Voici donc le journal de l’agonie, de la mort et des funérailles de ce monument de notre littérature.
Grâce à un travail de documentation impressionnant, on vit intensément ces journées. La plume de l’auteur restitue aussi bien l’intimité des proches, le chagrin des petits-enfants, le souci du gendre qui veut préserver les intérêts de la famille, mais aussi l’embarras du gouvernement ou encore les prises de position des anarchistes. Aux descriptions factuelles, le choix du roman permet de donner vraiment chair à la secousse qui a traversé tout le pays.
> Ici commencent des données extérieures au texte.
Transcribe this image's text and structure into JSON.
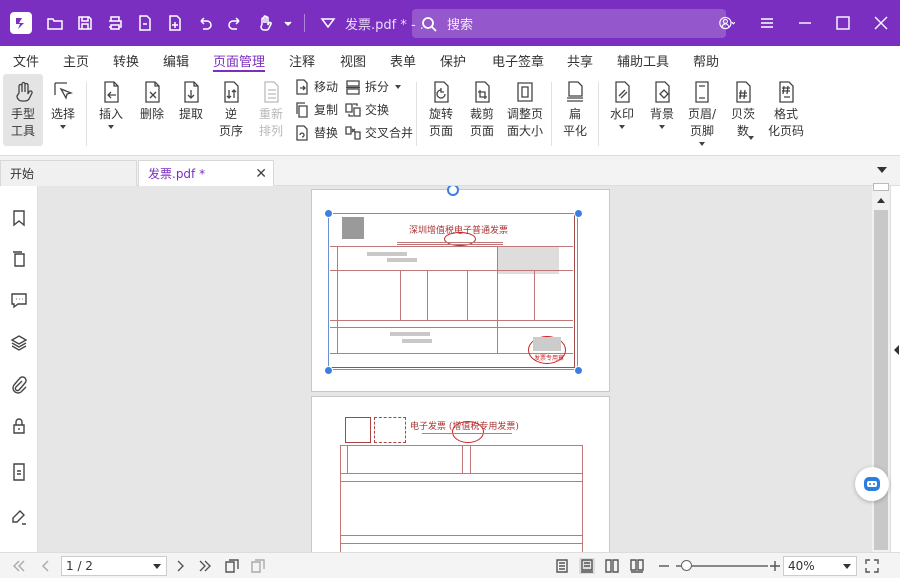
{
  "titlebar": {
    "doc_title": "发票.pdf * - ...",
    "search_placeholder": "搜索",
    "accent": "#7b2fc0"
  },
  "menu": [
    "文件",
    "主页",
    "转换",
    "编辑",
    "页面管理",
    "注释",
    "视图",
    "表单",
    "保护",
    "电子签章",
    "共享",
    "辅助工具",
    "帮助"
  ],
  "menu_active": "页面管理",
  "ribbon": {
    "hand": "手型\n工具",
    "select": "选择",
    "insert": "插入",
    "delete": "删除",
    "extract": "提取",
    "reverse": "逆\n页序",
    "reorder": "重新\n排列",
    "move": "移动",
    "split": "拆分",
    "copy": "复制",
    "swap": "交换",
    "replace": "替换",
    "cross_merge": "交叉合并",
    "rotate": "旋转\n页面",
    "crop": "裁剪\n页面",
    "resize": "调整页\n面大小",
    "flatten": "扁\n平化",
    "watermark": "水印",
    "background": "背景",
    "header_footer": "页眉/\n页脚",
    "bates": "贝茨\n数",
    "format_page_num": "格式\n化页码"
  },
  "tabs": {
    "start": "开始",
    "doc": "发票.pdf *"
  },
  "invoice": {
    "title1": "深圳增值税电子普通发票",
    "title2": "电子发票 (增值税专用发票)",
    "stamp": "发票专用章"
  },
  "status": {
    "page": "1 / 2",
    "zoom": "40%"
  }
}
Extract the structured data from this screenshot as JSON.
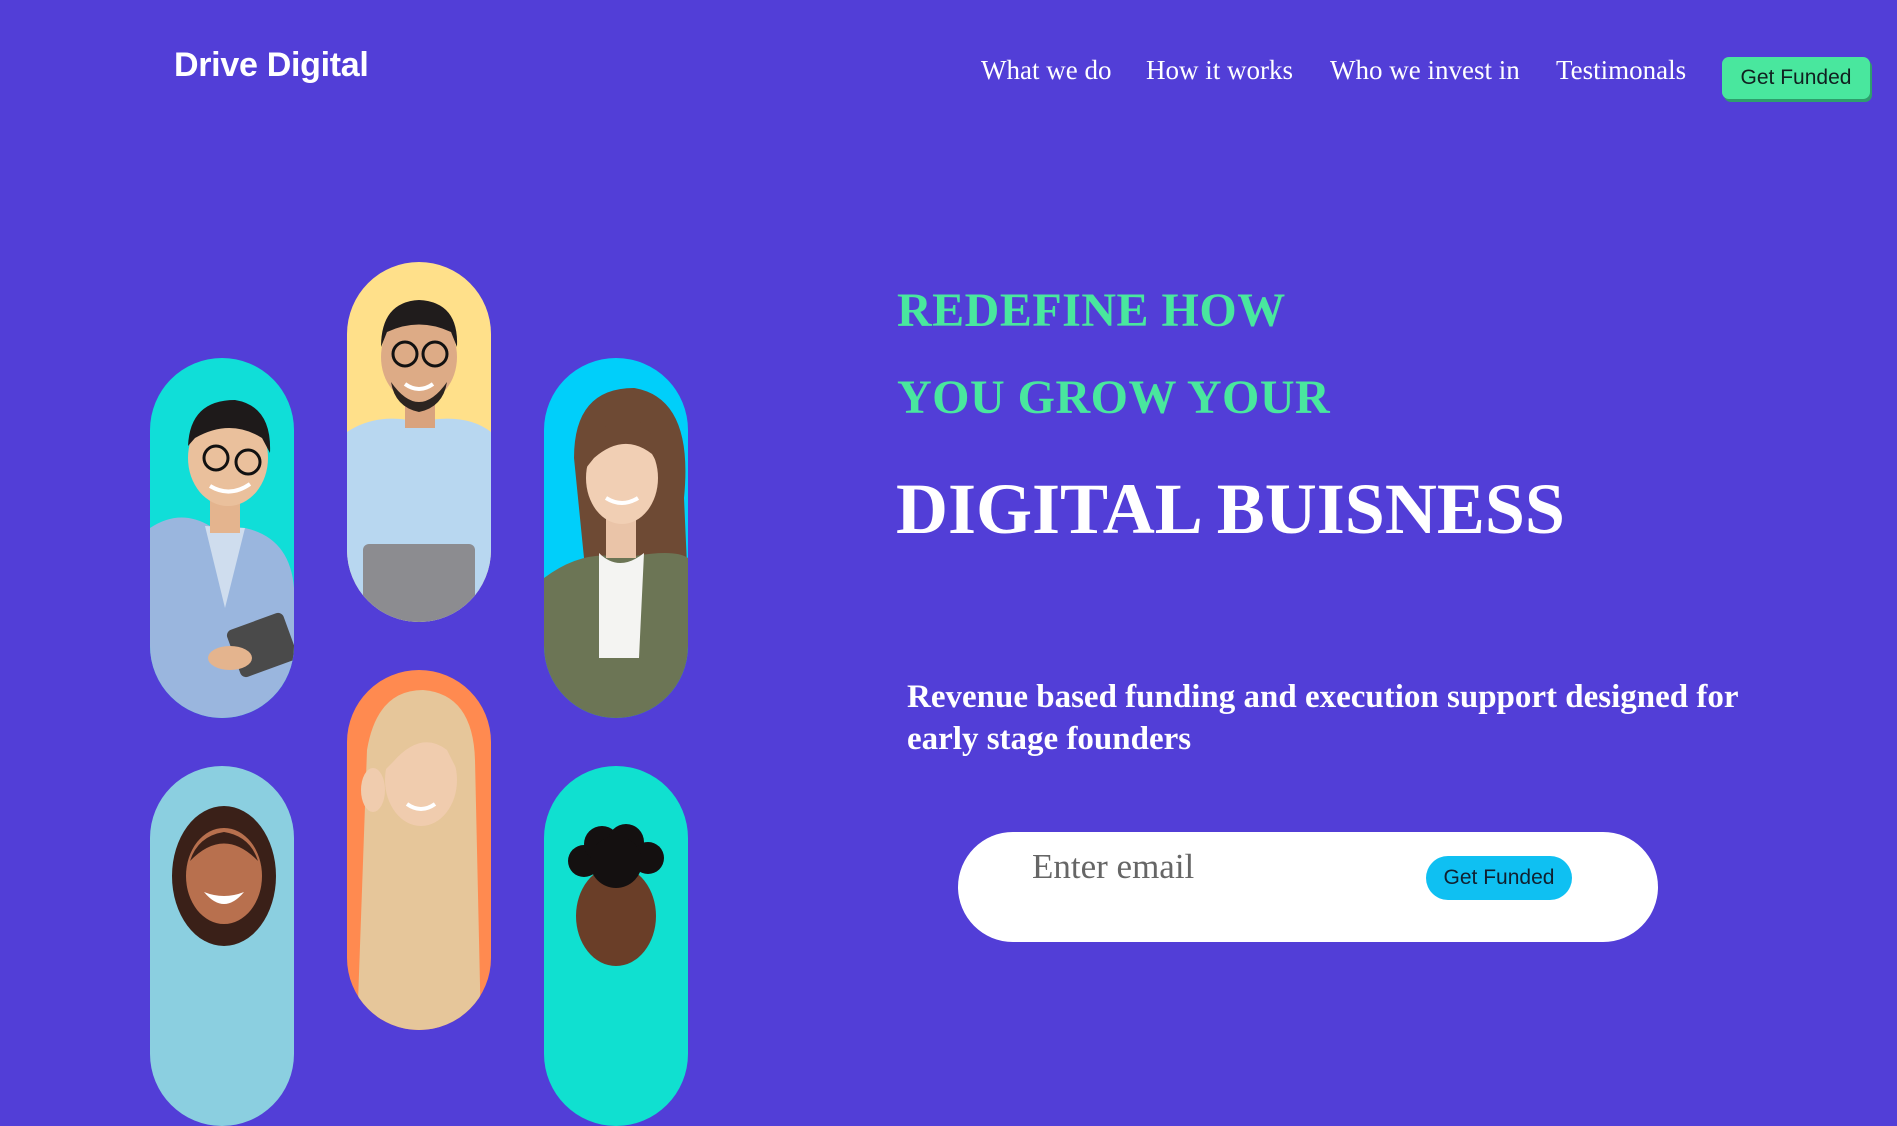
{
  "brand": {
    "name": "Drive Digital"
  },
  "nav": {
    "links": [
      "What we do",
      "How it works",
      "Who we invest in",
      "Testimonals"
    ],
    "cta_label": "Get Funded"
  },
  "hero": {
    "headline_line1": "REDEFINE HOW",
    "headline_line2": "YOU GROW YOUR",
    "headline_line3": "DIGITAL BUISNESS",
    "subtitle": "Revenue based funding and execution support designed for early stage founders"
  },
  "signup": {
    "email_placeholder": "Enter email",
    "button_label": "Get Funded"
  },
  "colors": {
    "background": "#523ED7",
    "accent_green": "#49E79E",
    "accent_cyan": "#0FC0F2",
    "pill_colors": [
      "#10DED8",
      "#FFE08A",
      "#00CFFA",
      "#8BCFE0",
      "#FF8A50",
      "#10E0D0"
    ]
  },
  "images": [
    "man-with-glasses-tablet-photo",
    "man-with-glasses-laptop-photo",
    "smiling-woman-brown-hair-photo",
    "smiling-woman-curly-hair-photo",
    "blonde-woman-phone-photo",
    "man-curly-hair-photo"
  ]
}
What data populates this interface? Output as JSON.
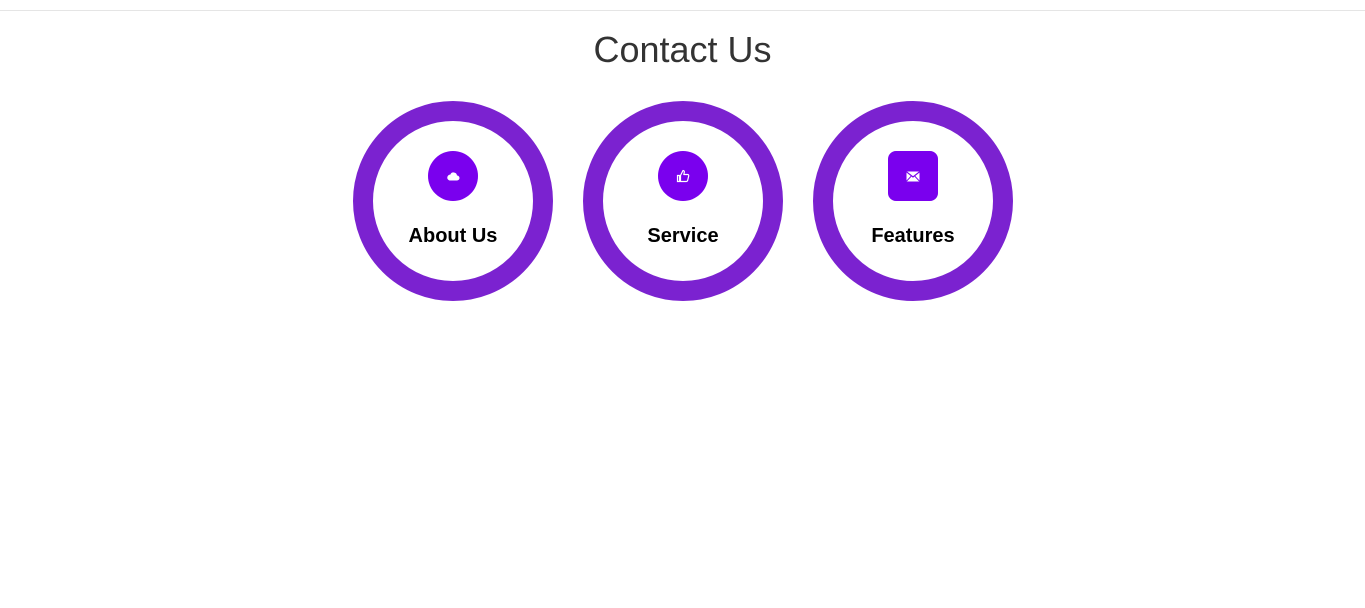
{
  "page": {
    "title": "Contact Us"
  },
  "theme": {
    "ring_color": "#7b22d0",
    "icon_bg_color": "#7a00ee",
    "title_color": "#333333",
    "label_color": "#000000"
  },
  "cards": [
    {
      "label": "About Us",
      "icon": "cloud-icon",
      "icon_shape": "circle"
    },
    {
      "label": "Service",
      "icon": "thumbs-up-icon",
      "icon_shape": "circle"
    },
    {
      "label": "Features",
      "icon": "envelope-icon",
      "icon_shape": "rounded-square"
    }
  ]
}
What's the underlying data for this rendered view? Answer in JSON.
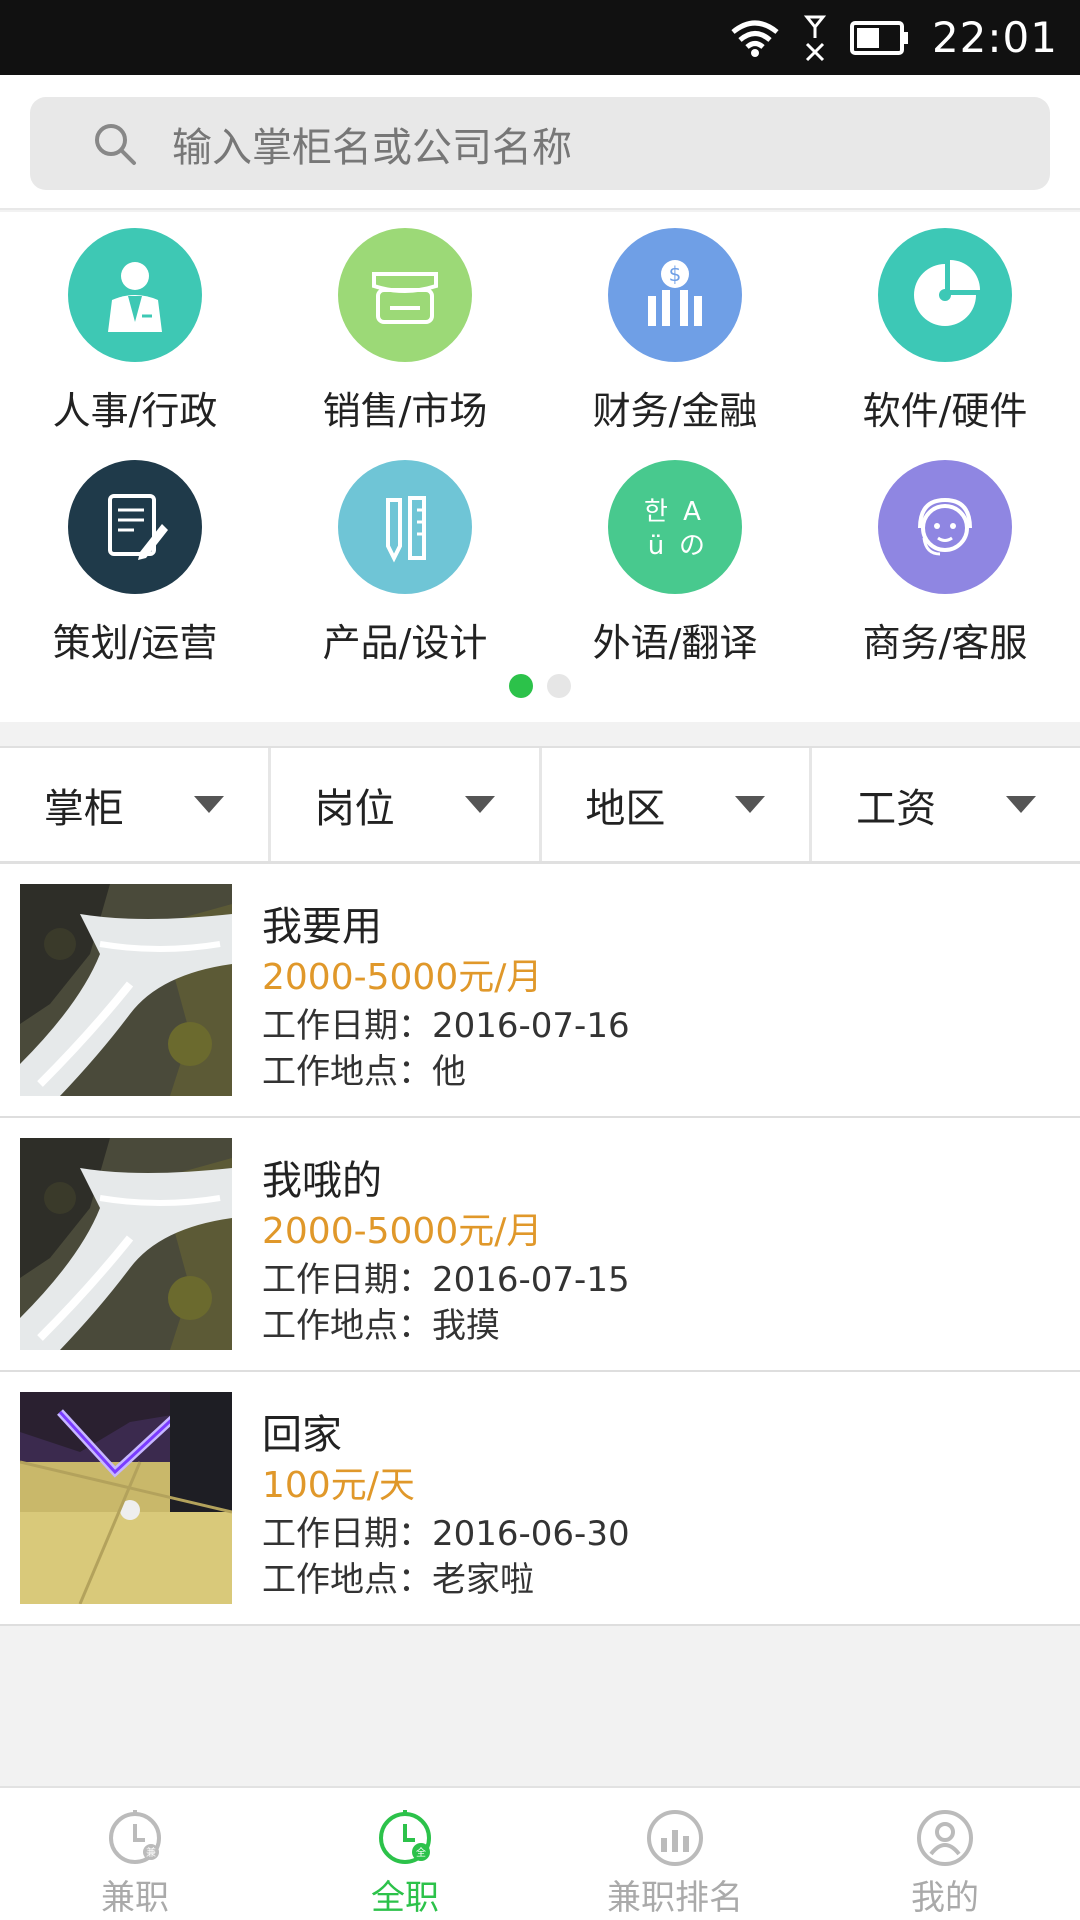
{
  "status_bar": {
    "time": "22:01"
  },
  "search": {
    "placeholder": "输入掌柜名或公司名称"
  },
  "categories": [
    {
      "label": "人事/行政",
      "color": "#3ec8b4",
      "icon": "businessman-icon"
    },
    {
      "label": "销售/市场",
      "color": "#9cd977",
      "icon": "store-icon"
    },
    {
      "label": "财务/金融",
      "color": "#6f9fe6",
      "icon": "finance-chart-icon"
    },
    {
      "label": "软件/硬件",
      "color": "#3dc8b6",
      "icon": "pie-chart-icon"
    },
    {
      "label": "策划/运营",
      "color": "#1f3a4a",
      "icon": "document-edit-icon"
    },
    {
      "label": "产品/设计",
      "color": "#6fc5d6",
      "icon": "pencil-ruler-icon"
    },
    {
      "label": "外语/翻译",
      "color": "#48c98e",
      "icon": "language-icon"
    },
    {
      "label": "商务/客服",
      "color": "#8f86e2",
      "icon": "customer-service-icon"
    }
  ],
  "language_glyphs": {
    "a": "한",
    "b": "A",
    "c": "ü",
    "d": "の"
  },
  "filters": [
    {
      "label": "掌柜"
    },
    {
      "label": "岗位"
    },
    {
      "label": "地区"
    },
    {
      "label": "工资"
    }
  ],
  "jobs": [
    {
      "title": "我要用",
      "salary": "2000-5000元/月",
      "date_label": "工作日期：",
      "date": "2016-07-16",
      "place_label": "工作地点：",
      "place": "他",
      "thumb": "waterfall"
    },
    {
      "title": "我哦的",
      "salary": "2000-5000元/月",
      "date_label": "工作日期：",
      "date": "2016-07-15",
      "place_label": "工作地点：",
      "place": "我摸",
      "thumb": "waterfall"
    },
    {
      "title": "回家",
      "salary": "100元/天",
      "date_label": "工作日期：",
      "date": "2016-06-30",
      "place_label": "工作地点：",
      "place": "老家啦",
      "thumb": "floor"
    }
  ],
  "tabs": [
    {
      "label": "兼职",
      "badge": "兼",
      "active": false,
      "icon": "clock-icon"
    },
    {
      "label": "全职",
      "badge": "全",
      "active": true,
      "icon": "clock-icon"
    },
    {
      "label": "兼职排名",
      "active": false,
      "icon": "ranking-icon"
    },
    {
      "label": "我的",
      "active": false,
      "icon": "user-icon"
    }
  ],
  "colors": {
    "accent": "#2cc24a",
    "salary": "#e0982a"
  }
}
Grâce à la précision des descriptions, le lecteur est très vite happé par l’intensité, la force, l’émotion qui submerge tout : « Paris est un corps fiévreux tandis que le poète lutte contre l’attraction de la terre. On dirait qu’en mourant, qu’en glissant vers l’abîme, il creuse un grand trou et y aspire son temps, sa ville. Comme dans ses livres. »
Au sommet de l’Etat, la police politique est sur les dents. Tous les agents de renseignements sont chargés d’infiltrer les représentants de l’opposition, afin d’éviter que les funérailles ne se transforment en un défilé de protestation rouge et noir. L’enterrement est fixé au lundi, afin que les ouvriers ne puissent accompagner le cercueil. Les drapeaux rouges et les banderoles sont interdits. Gauchistes et anarchistes voient leurs beaux idéaux et leurs propositions être étouffés dans l’œuf. Pourtant, leurs revendications sont bien légitimes : « Appelons à nous tous les gens en guenilles pour suivre le convoi et frapper la bourgeoisie d’épouvante ! Nous pourrions avoir une bannière et y inscrire "Les Misérables", nous la donnerions à porter par les individus en haillons qui crieraient "du travail ou du pain " ! Il s’appelle danger celui qui a parlé. Ça ne s’invente pas un nom pareil. »
Même mort, Hugo continuera d’influer sur la politique. Lui qui a toujours proclamé ne pas vouloir d’obsèques religieuses, donnera au panthéon son actuelle vocation. La «proposition de loi relative au chapitre métropolitain des chapelains de sainte-Geneviève et au Panthéon» présentée en 1881 à l’Assemblée sera mise en œuvre à cette occasion. Au petit jour, les ouvriers sont chargés de démonter la croix qui orne l’édifice. La fièvre continue toutefois de monter. Du coup la stratégie change : « On va rassembler tout le monde derrière Hugo, dresser tant de couronnes, de discours, de lauriers, qu’il étouffera sous l’hommage. On va enterrer le songe avec le songeur.» Du moins, c’est ce que l’on imagine alors dans les hautes sphères de la IIIe République.
Car la ferveur, telle une immense vague, va tout emporter. «Paris s’épanche tous les dix ou vingt ans, s’offre de grandes émotions, politique, funéraire, littéraire, révolutionnaire. Paris se prend pour le centre du monde, le cerveau de l’Europe, Paris se prépare à une longue nuit de veille qui sera suivie d’un grand jour, Paris enterre celui qui l’a aimé et réciproquement, alors il y a de la peine, mais aussi la joie secrète d’avoir aimé. Paris offre au poète le culte d’ordinaire dévolu aux despotes, aux empereurs et aux rois, il était le souverain des mots, de l’imaginaire. »
On ne remerciera jamais assez Judith Perrignon de nous offrir de revivre ce grand moment. Si vous avez – comme moi – manqué ce roman à sa sortie, il serait vraiment dommage de passer à côté.
http://urlz.fr/3gH4
Curieux, intéressant, divertissant, historique 7 étoiles

Victor Hugo vient de mourir. Rien que ce titre a suscité ma curiosité et la quatrième de couverture mon intérêt. Un homme dont la vie a donné l’occasion de produire nombre d’œuvres littéraires qui impressionnent tant par la quantité et leur qualité ne peut qu’intéresser à ce qui s’est passé à son décès. Je l’ai donc acheté. Je ne l’ai pas lu tout de suite, mais enfin, voilà c’est fait, environ 1 an après l’achat. Que voulez-vous, je ne suis plus de ces lecteurs de la catégorie « aussitôt acheté, aussitôt lu » ! La vie qui passe se charge de changer vos habitudes…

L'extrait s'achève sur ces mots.